A big teacher wish
Richard A. O'Keefe
ok at cs.otago.ac.nz
Fri Nov 29 01:39:01 UTC 2002
Stephan Rudlof <sr at evolgo.de> wrote:
[stuff that had me purring]
For me even #instanceVariableNames: in *meta* classes (accessible in the
class pane of a browser) are a concept, which is easy to understand: each
instance of the corresponding meta class (the class with its subclasses) has
its own class instance variable (which is then accessible like a class var
in all of *its* instances). This concept highly corresponds to the concept
of instance vars of instances of ordinary classes.
What is difficult to understand here?
1. First, there is an interface issue. Setting class variable names is
done in the "instance" pane; setting class instance variable names is
done in the "class" pane. If you don't already know what these
things are, it is far from obvious that
FooBar class
instanceVariableNames: ''
is talking about a third kind of variable. It is common for students
to think that it is an alternative interface for setting
class variable names.
2. Second, to get your head around this, you have to be good at thinking
a particular way. Just for now I'll call it "algebraic" thinking.
You have to be able to say to yourself, "what if I take this literally?
What if I try to apply the 'instanceVariableNames' concept to the
'metaclass' concept? OH, these things are like instance variables
but they belong to instances of the metaclass instead of instances
of the class."
Many people, as this thread has painfully demonstrated, DON'T think
that way. They think in a "verbal analogy" way. They are happy
using the same word for variables and the values of variables.
They talk about excluding ideas, and think that just excluding words
is sufficient to do this.

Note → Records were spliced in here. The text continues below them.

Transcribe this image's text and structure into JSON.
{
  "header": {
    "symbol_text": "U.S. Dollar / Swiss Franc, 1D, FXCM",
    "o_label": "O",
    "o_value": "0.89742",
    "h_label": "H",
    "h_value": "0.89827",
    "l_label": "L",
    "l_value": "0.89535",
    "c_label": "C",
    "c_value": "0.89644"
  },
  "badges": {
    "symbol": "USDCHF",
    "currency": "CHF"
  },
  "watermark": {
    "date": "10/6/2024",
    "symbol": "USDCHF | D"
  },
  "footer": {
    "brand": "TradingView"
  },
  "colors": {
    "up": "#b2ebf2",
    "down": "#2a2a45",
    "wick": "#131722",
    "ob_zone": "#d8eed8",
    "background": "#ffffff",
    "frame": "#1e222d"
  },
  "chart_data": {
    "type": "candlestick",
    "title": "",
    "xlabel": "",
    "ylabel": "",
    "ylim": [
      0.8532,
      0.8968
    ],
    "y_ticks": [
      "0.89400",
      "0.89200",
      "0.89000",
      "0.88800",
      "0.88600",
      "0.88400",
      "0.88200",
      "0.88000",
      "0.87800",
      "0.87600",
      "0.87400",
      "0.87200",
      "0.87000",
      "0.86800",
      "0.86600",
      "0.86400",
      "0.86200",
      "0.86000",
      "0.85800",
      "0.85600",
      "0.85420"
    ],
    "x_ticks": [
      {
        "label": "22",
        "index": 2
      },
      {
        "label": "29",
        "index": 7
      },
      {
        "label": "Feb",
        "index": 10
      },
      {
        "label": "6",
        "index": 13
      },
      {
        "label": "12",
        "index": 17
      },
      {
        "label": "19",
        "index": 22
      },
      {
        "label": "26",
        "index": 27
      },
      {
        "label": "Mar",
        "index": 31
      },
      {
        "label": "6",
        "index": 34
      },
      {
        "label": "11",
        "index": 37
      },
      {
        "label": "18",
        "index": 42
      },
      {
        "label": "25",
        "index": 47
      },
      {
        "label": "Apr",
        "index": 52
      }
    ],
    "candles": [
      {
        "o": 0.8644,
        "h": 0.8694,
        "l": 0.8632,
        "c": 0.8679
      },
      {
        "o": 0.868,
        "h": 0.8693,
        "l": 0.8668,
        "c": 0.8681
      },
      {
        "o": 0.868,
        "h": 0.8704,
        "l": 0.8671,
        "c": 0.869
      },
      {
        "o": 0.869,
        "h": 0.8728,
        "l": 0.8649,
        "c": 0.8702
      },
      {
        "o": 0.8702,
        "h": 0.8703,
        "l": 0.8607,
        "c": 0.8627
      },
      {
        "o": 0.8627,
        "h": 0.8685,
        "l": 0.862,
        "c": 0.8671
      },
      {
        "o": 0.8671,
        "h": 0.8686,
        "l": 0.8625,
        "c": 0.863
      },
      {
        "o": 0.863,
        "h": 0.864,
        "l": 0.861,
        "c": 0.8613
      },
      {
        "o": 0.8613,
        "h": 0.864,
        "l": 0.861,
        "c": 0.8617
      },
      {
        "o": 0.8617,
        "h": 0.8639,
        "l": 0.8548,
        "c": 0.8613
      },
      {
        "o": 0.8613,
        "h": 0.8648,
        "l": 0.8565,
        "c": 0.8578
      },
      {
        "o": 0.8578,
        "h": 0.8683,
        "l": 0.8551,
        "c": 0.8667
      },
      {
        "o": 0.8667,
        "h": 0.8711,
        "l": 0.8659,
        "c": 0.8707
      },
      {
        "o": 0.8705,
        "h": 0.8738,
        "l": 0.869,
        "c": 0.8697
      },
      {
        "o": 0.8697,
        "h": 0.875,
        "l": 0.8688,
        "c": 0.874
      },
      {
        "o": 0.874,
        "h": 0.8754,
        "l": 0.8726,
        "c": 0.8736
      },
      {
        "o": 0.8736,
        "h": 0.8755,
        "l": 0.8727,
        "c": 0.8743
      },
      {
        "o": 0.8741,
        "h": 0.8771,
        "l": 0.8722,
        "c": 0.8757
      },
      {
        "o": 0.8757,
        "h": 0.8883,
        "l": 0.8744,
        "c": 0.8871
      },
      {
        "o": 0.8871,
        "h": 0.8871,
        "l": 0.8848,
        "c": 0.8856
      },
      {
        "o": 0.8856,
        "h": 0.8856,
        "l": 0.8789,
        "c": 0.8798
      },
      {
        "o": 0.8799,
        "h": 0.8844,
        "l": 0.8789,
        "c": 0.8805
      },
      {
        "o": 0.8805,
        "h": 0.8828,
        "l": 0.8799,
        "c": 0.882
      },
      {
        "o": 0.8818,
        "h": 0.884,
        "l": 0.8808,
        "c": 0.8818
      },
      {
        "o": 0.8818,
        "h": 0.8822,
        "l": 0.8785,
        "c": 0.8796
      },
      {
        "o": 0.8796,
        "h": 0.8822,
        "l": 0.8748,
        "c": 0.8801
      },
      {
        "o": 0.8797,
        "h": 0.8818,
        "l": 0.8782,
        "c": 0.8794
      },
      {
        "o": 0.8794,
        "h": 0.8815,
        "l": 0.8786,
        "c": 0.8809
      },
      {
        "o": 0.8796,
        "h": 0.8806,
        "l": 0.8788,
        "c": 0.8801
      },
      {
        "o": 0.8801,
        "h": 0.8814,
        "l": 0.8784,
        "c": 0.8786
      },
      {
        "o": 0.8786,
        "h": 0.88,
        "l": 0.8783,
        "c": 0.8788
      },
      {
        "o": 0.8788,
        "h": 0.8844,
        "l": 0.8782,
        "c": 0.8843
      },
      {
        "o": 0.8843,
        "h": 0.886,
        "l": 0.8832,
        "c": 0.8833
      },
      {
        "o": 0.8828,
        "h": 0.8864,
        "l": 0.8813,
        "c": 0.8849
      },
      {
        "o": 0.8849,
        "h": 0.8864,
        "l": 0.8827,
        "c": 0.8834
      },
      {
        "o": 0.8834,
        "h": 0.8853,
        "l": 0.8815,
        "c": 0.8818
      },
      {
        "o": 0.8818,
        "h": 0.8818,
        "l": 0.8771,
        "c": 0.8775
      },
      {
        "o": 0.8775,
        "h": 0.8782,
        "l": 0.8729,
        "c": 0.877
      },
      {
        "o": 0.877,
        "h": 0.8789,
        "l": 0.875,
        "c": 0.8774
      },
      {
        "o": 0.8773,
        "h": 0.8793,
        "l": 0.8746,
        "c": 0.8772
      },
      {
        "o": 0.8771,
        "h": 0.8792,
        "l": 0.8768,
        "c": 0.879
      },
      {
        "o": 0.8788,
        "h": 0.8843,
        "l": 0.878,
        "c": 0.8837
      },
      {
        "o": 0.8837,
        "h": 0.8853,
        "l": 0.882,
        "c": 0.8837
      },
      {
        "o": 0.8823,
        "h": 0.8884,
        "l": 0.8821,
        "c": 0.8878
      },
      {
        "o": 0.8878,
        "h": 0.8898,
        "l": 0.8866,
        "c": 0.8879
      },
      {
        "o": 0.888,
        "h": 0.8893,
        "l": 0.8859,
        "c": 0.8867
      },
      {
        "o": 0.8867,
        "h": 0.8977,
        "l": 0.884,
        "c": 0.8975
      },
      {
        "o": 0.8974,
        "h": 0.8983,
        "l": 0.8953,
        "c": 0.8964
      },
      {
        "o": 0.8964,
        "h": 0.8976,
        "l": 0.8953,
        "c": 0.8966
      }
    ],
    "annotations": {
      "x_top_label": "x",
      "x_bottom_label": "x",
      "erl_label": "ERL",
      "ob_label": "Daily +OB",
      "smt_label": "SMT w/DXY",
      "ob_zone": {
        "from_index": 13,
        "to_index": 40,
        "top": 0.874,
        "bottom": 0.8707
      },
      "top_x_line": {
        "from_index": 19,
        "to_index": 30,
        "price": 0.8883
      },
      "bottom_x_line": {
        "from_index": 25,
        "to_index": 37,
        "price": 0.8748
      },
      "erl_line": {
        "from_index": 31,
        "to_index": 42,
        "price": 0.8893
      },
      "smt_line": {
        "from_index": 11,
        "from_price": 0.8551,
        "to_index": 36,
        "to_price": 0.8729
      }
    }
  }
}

THIS IS NOT A MATTER OF BETTER OR WORSE
THINKING. Each kind of thinking is effective in its own sphere.
A really good criminal lawyer, for example, will need to be very good
at both kinds of thinking: "algebraic" thinking to understand
expert witnesses, "verbal" thinking to understand others and influence
the jury. People are generally pretty imprecise in what they say,
leaving it to their (intelligent) hearer to figure out what they
really mean. When you see transcripts of actual speech, it's
horrifying. We're so good at figuring out at what people MEAN that
we don't pay much attention to what they SAY, as a rule. So this
kind of thinking works WITH people. It's highly persuasive, and it's
highly effective for dealing with the strange things people say.
This kind of thinking DOESN'T work with technology. If you try to
tell an electric light bulb that 240 volts is pretty much the same
as 110 volts, it's all volts, just a few more of them, it isn't
going to be persuaded. If you use the same word for a video cassette
as for a video cassette recorder, that doesn't alter the fact that one
of them plugs into a wall socket and the other doesn't.
So the thing that is difficult to understand here is that the
Squeak interface is using *technical* language *precisely*
and you should take it *literally*.
It's very important, of course, that Squeak is not about preserving
the status quo. Squeak is a work in progress. Just because Squeak
currently uses certain terms and interfaces doesn't mean that _anyone_
thinks those are the best terms or interfaces. I for one am drooling
at the thought of having Traits, and to use them the way you declare a
class will _have_ to change somehow.
One possibility, for example, would be to construct class declarations
by drawing pictures. UML diagrams are one possibility, although UML
doesn't really fit Smalltalk all that well. Perhaps one could find
a ClassMorph, ask it to make a new subclass, edit the name, drop
TraitsMorphs onto it, I don't know what. Perhaps you would create
a VariableMorph with a name box and a description box and drop that
onto a ClassMorph. I don't know. Maybe Connectors can become a browser.